Steering clear of legislative proposals, the European Commission seeks guidance from industry groups and consumers.
By Rhea Wessel
Mar 19, 2007RFID trade groups and experts welcomed a plan announced by the European Commission's Information Society and Media Commissioner, Viviane Reding, to create a stakeholder's group to advise the European Union on its RFID strategy.

The announcement came at this year's CeBIT trade fair, which runs until March 21 in the northern German city of Hanover. Reding told reporters at CeBIT: "When I come to CeBIT, people ask, 'What regulation are you proposing today?' I have no regulation. We must not over-regulate RFID, but we must provide the industry with legal certainty."

Last year at the same IT trade fair, Reding kicked off a consultation period to get feedback on RFID technology from industry groups and citizens around Europe (see EU RFID Survey Shows Privacy Protection a Prime Concern). At this year's event, the EC released final results of that online questionnaire, along with Radio Frequency Identification (RFID) in Europe: Steps Towards a Policy Framework, the EC's six-point plan for the initial steps toward a European RFID strategy.

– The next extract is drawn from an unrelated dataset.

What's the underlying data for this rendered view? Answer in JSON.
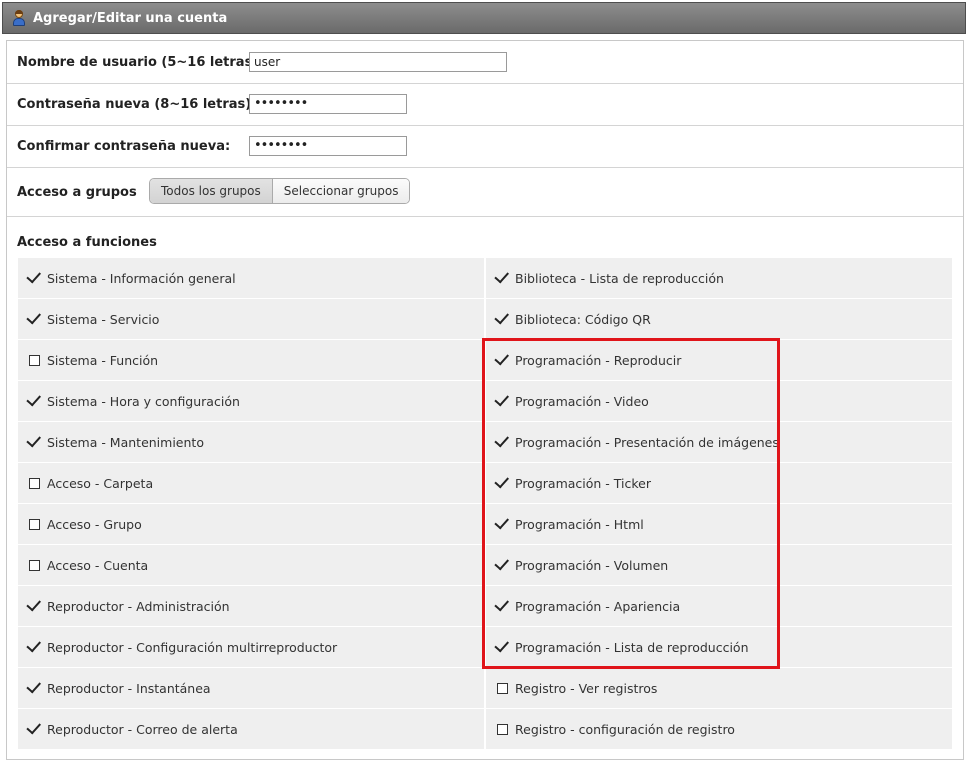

"The [European] Commission's Europe-wide public consultation in 2006 identified a strong lack of awareness [of RFID] and considerable concern among citizens," Reding said at CeBIT. "The Commission's RFID strategy will therefore seek to raise awareness, stress the absolute need for citizens to decide how their personal data is used and ensure that Europe removes existing obstacles to RFID's enormous potential."

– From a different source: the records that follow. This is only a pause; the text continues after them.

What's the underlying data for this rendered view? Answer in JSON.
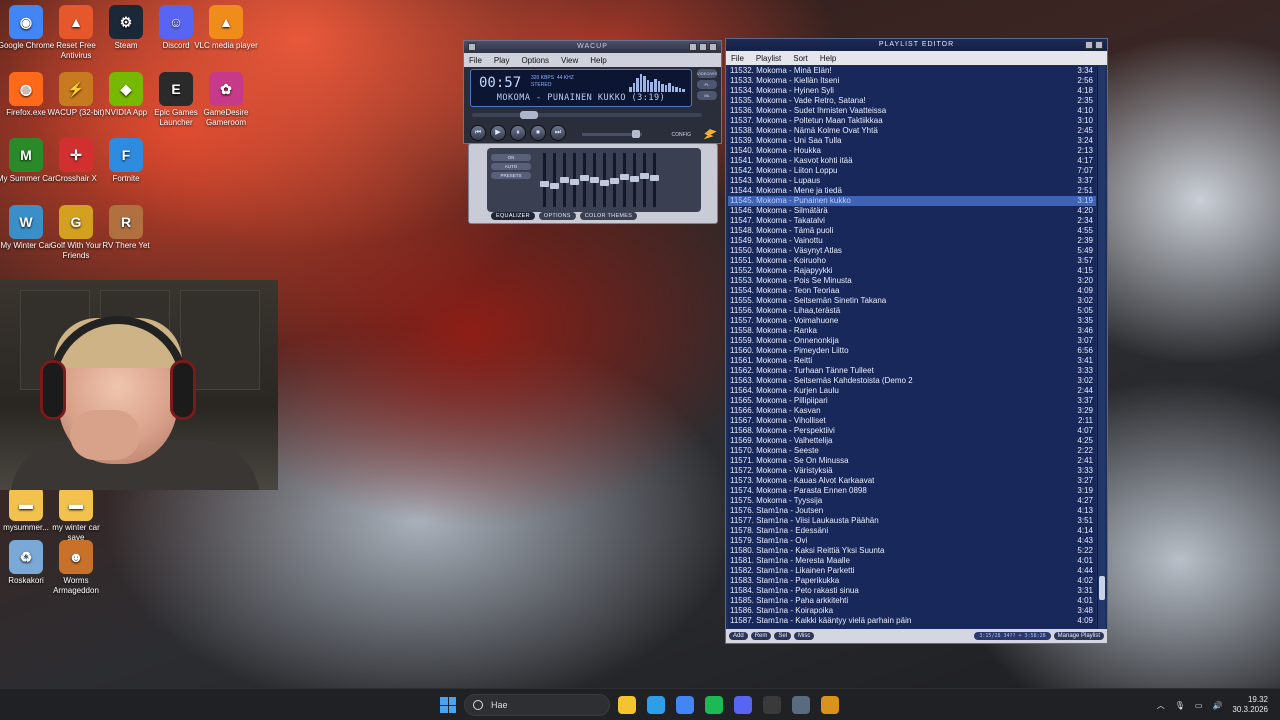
{
  "desktop_icons": [
    {
      "label": "Google Chrome",
      "color": "#4285f4",
      "glyph": "◉"
    },
    {
      "label": "Reset Free Antivirus",
      "color": "#e6572b",
      "glyph": "▲"
    },
    {
      "label": "Steam",
      "color": "#1b2838",
      "glyph": "⚙"
    },
    {
      "label": "Discord",
      "color": "#5865f2",
      "glyph": "☺"
    },
    {
      "label": "VLC media player",
      "color": "#f08c1a",
      "glyph": "▲"
    },
    {
      "label": "Firefox.exe",
      "color": "#ff6a1a",
      "glyph": "◍"
    },
    {
      "label": "WACUP (32-bit)",
      "color": "#c77a20",
      "glyph": "⚡"
    },
    {
      "label": "NVIDIA App",
      "color": "#76b900",
      "glyph": "◆"
    },
    {
      "label": "Epic Games Launcher",
      "color": "#2a2a2a",
      "glyph": "E"
    },
    {
      "label": "GameDesire Gameroom",
      "color": "#c73a8a",
      "glyph": "✿"
    },
    {
      "label": "My Summer Car",
      "color": "#2a8a2a",
      "glyph": "M"
    },
    {
      "label": "Crosshair X",
      "color": "#d23030",
      "glyph": "✛"
    },
    {
      "label": "Fortnite",
      "color": "#2d8be0",
      "glyph": "F"
    },
    {
      "label": "My Winter Car",
      "color": "#3b8fc8",
      "glyph": "W"
    },
    {
      "label": "Golf With Your Friends",
      "color": "#d4a020",
      "glyph": "G"
    },
    {
      "label": "RV There Yet",
      "color": "#b07040",
      "glyph": "R"
    },
    {
      "label": "mysummer...",
      "color": "#f2c14e",
      "glyph": "▬"
    },
    {
      "label": "my winter car save",
      "color": "#f2c14e",
      "glyph": "▬"
    },
    {
      "label": "Roskakori",
      "color": "#7aa9d8",
      "glyph": "♻"
    },
    {
      "label": "Worms Armageddon",
      "color": "#c8712a",
      "glyph": "☻"
    }
  ],
  "winamp": {
    "title": "WACUP",
    "menu": [
      "File",
      "Play",
      "Options",
      "View",
      "Help"
    ],
    "time": "00:57",
    "kbps": "320",
    "khz": "44",
    "mode": "STEREO",
    "song": "MOKOMA - PUNAINEN KUKKO (3:19)",
    "side_buttons": [
      "VIDEO/VIS",
      "PL",
      "ML"
    ],
    "controls": [
      "⏮",
      "▶",
      "⏸",
      "⏹",
      "⏭"
    ],
    "config_label": "CONFIG"
  },
  "equalizer": {
    "left_buttons": [
      "ON",
      "AUTO",
      "PRESETS"
    ],
    "tabs": [
      "EQUALIZER",
      "OPTIONS",
      "COLOR THEMES"
    ]
  },
  "playlist": {
    "title": "PLAYLIST EDITOR",
    "menu": [
      "File",
      "Playlist",
      "Sort",
      "Help"
    ],
    "selected_index": 13,
    "rows": [
      {
        "name": "11532. Mokoma - Minä Elän!",
        "dur": "3:34"
      },
      {
        "name": "11533. Mokoma - Kiellän Itseni",
        "dur": "2:56"
      },
      {
        "name": "11534. Mokoma - Hyinen Syli",
        "dur": "4:18"
      },
      {
        "name": "11535. Mokoma - Vade Retro, Satana!",
        "dur": "2:35"
      },
      {
        "name": "11536. Mokoma - Sudet Ihmisten Vaatteissa",
        "dur": "4:10"
      },
      {
        "name": "11537. Mokoma - Poltetun Maan Taktiikkaa",
        "dur": "3:10"
      },
      {
        "name": "11538. Mokoma - Nämä Kolme Ovat Yhtä",
        "dur": "2:45"
      },
      {
        "name": "11539. Mokoma - Uni Saa Tulla",
        "dur": "3:24"
      },
      {
        "name": "11540. Mokoma - Houkka",
        "dur": "2:13"
      },
      {
        "name": "11541. Mokoma - Kasvot kohti itää",
        "dur": "4:17"
      },
      {
        "name": "11542. Mokoma - Liiton Loppu",
        "dur": "7:07"
      },
      {
        "name": "11543. Mokoma - Lupaus",
        "dur": "3:37"
      },
      {
        "name": "11544. Mokoma - Mene ja tiedä",
        "dur": "2:51"
      },
      {
        "name": "11545. Mokoma - Punainen kukko",
        "dur": "3:19"
      },
      {
        "name": "11546. Mokoma - Silmätärä",
        "dur": "4:20"
      },
      {
        "name": "11547. Mokoma - Takatalvi",
        "dur": "2:34"
      },
      {
        "name": "11548. Mokoma - Tämä puoli",
        "dur": "4:55"
      },
      {
        "name": "11549. Mokoma - Vainottu",
        "dur": "2:39"
      },
      {
        "name": "11550. Mokoma - Väsynyt Atlas",
        "dur": "5:49"
      },
      {
        "name": "11551. Mokoma - Koiruoho",
        "dur": "3:57"
      },
      {
        "name": "11552. Mokoma - Rajapyykki",
        "dur": "4:15"
      },
      {
        "name": "11553. Mokoma - Pois Se Minusta",
        "dur": "3:20"
      },
      {
        "name": "11554. Mokoma - Teon Teoriaa",
        "dur": "4:09"
      },
      {
        "name": "11555. Mokoma - Seitsemän Sinetin Takana",
        "dur": "3:02"
      },
      {
        "name": "11556. Mokoma - Lihaa,terästä",
        "dur": "5:05"
      },
      {
        "name": "11557. Mokoma - Voimahuone",
        "dur": "3:35"
      },
      {
        "name": "11558. Mokoma - Ranka",
        "dur": "3:46"
      },
      {
        "name": "11559. Mokoma - Onnenonkija",
        "dur": "3:07"
      },
      {
        "name": "11560. Mokoma - Pimeyden Liitto",
        "dur": "6:56"
      },
      {
        "name": "11561. Mokoma - Reitti",
        "dur": "3:41"
      },
      {
        "name": "11562. Mokoma - Turhaan Tänne Tulleet",
        "dur": "3:33"
      },
      {
        "name": "11563. Mokoma - Seitsemäs Kahdestoista (Demo 2",
        "dur": "3:02"
      },
      {
        "name": "11564. Mokoma - Kurjen Laulu",
        "dur": "2:44"
      },
      {
        "name": "11565. Mokoma - Pillipiipari",
        "dur": "3:37"
      },
      {
        "name": "11566. Mokoma - Kasvan",
        "dur": "3:29"
      },
      {
        "name": "11567. Mokoma - Viholliset",
        "dur": "2:11"
      },
      {
        "name": "11568. Mokoma - Perspektiivi",
        "dur": "4:07"
      },
      {
        "name": "11569. Mokoma - Valhettelija",
        "dur": "4:25"
      },
      {
        "name": "11570. Mokoma - Seeste",
        "dur": "2:22"
      },
      {
        "name": "11571. Mokoma - Se On Minussa",
        "dur": "2:41"
      },
      {
        "name": "11572. Mokoma - Väristyksiä",
        "dur": "3:33"
      },
      {
        "name": "11573. Mokoma - Kauas Alvot Karkaavat",
        "dur": "3:27"
      },
      {
        "name": "11574. Mokoma - Parasta Ennen 0898",
        "dur": "3:19"
      },
      {
        "name": "11575. Mokoma - Tyyssija",
        "dur": "4:27"
      },
      {
        "name": "11576. Stam1na - Joutsen",
        "dur": "4:13"
      },
      {
        "name": "11577. Stam1na - Viisi Laukausta Päähän",
        "dur": "3:51"
      },
      {
        "name": "11578. Stam1na - Edessäni",
        "dur": "4:14"
      },
      {
        "name": "11579. Stam1na - Ovi",
        "dur": "4:43"
      },
      {
        "name": "11580. Stam1na - Kaksi Reittiä Yksi Suunta",
        "dur": "5:22"
      },
      {
        "name": "11581. Stam1na - Meresta Maalle",
        "dur": "4:01"
      },
      {
        "name": "11582. Stam1na - Likainen Parketti",
        "dur": "4:44"
      },
      {
        "name": "11583. Stam1na - Paperikukka",
        "dur": "4:02"
      },
      {
        "name": "11584. Stam1na - Peto rakasti sinua",
        "dur": "3:31"
      },
      {
        "name": "11585. Stam1na - Paha arkkitehti",
        "dur": "4:01"
      },
      {
        "name": "11586. Stam1na - Koirapoika",
        "dur": "3:48"
      },
      {
        "name": "11587. Stam1na - Kaikki kääntyy vielä parhain päin",
        "dur": "4:09"
      }
    ],
    "bottom_buttons": [
      "Add",
      "Rem",
      "Sel",
      "Misc"
    ],
    "total_info": "3:15/28 34?? + 3:58:28",
    "manage_label": "Manage Playlist"
  },
  "taskbar": {
    "search_placeholder": "Hae",
    "time": "19.32",
    "date": "30.3.2026",
    "apps": [
      {
        "name": "file-explorer",
        "color": "#f4c430"
      },
      {
        "name": "edge",
        "color": "#2f9ee8"
      },
      {
        "name": "chrome",
        "color": "#4285f4"
      },
      {
        "name": "spotify",
        "color": "#1db954"
      },
      {
        "name": "discord",
        "color": "#5865f2"
      },
      {
        "name": "obs",
        "color": "#3a3a3a"
      },
      {
        "name": "steam",
        "color": "#5a6b7d"
      },
      {
        "name": "winamp",
        "color": "#d9921c"
      }
    ]
  }
}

The stakeholder's group, to be composed of representatives from industry and consumer groups, will be set up as soon as possible and work for two years to fully understand and take coordinated action on areas such as spectrum, research and standardization. It will also look at security, privacy and policy-related issues around the move from RFID to systems of autonomous objects—that is, systems in which everyday items exchange information about their location and their own profiles. The group will report back to the commission by the end of 2008.

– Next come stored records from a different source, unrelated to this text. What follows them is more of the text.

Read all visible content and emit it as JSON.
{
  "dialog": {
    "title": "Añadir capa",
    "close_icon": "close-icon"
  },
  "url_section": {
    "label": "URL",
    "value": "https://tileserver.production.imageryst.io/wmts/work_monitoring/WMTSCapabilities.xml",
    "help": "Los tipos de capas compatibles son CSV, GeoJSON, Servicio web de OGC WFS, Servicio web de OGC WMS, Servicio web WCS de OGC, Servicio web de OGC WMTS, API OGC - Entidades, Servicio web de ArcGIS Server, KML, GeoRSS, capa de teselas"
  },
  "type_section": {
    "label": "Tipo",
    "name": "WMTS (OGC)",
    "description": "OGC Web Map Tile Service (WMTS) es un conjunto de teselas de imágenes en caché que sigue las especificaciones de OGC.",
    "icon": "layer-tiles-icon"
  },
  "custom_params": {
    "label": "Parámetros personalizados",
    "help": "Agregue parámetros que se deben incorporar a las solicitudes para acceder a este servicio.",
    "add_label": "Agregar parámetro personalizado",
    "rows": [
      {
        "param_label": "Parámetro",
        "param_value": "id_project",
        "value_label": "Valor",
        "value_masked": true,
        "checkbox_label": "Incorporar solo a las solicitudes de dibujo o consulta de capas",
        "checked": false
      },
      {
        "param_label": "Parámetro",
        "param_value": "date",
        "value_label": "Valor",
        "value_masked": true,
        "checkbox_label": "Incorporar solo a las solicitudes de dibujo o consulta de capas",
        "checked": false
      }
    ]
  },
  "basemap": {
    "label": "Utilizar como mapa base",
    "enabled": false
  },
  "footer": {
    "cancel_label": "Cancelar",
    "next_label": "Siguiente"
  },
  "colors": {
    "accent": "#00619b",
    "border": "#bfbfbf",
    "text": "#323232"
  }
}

Reding believes that in addition to creating the stakeholder's group, the European Commission must do work in five different areas so that the E.U. can create a comprehensive RFID strategy. These are RFID privacy and security; radio frequency spectrum; research; standardization; and governance.

First, by mid 2007, the European Commission plans to amend the e-privacy directive to address concerns about privacy and RFID. Issued in July 2002, the e-privacy directive concerns the processing of personal data and the protection of privacy in the electronic communications and is meant to protect the privacy rights of consumers and individuals.

"As end users typically are not involved at the technology design stage, the commission will support the development of a set of application-specific guidelines (code of conduct, good practices) by a core group of experts representing all parties," the EC wrote in "RFID in Europe: Steps Toward a Policy Framework."

By the end of the year, the commission will also issue a recommendation on data security and privacy and assess the need for further legislative steps to safeguard them.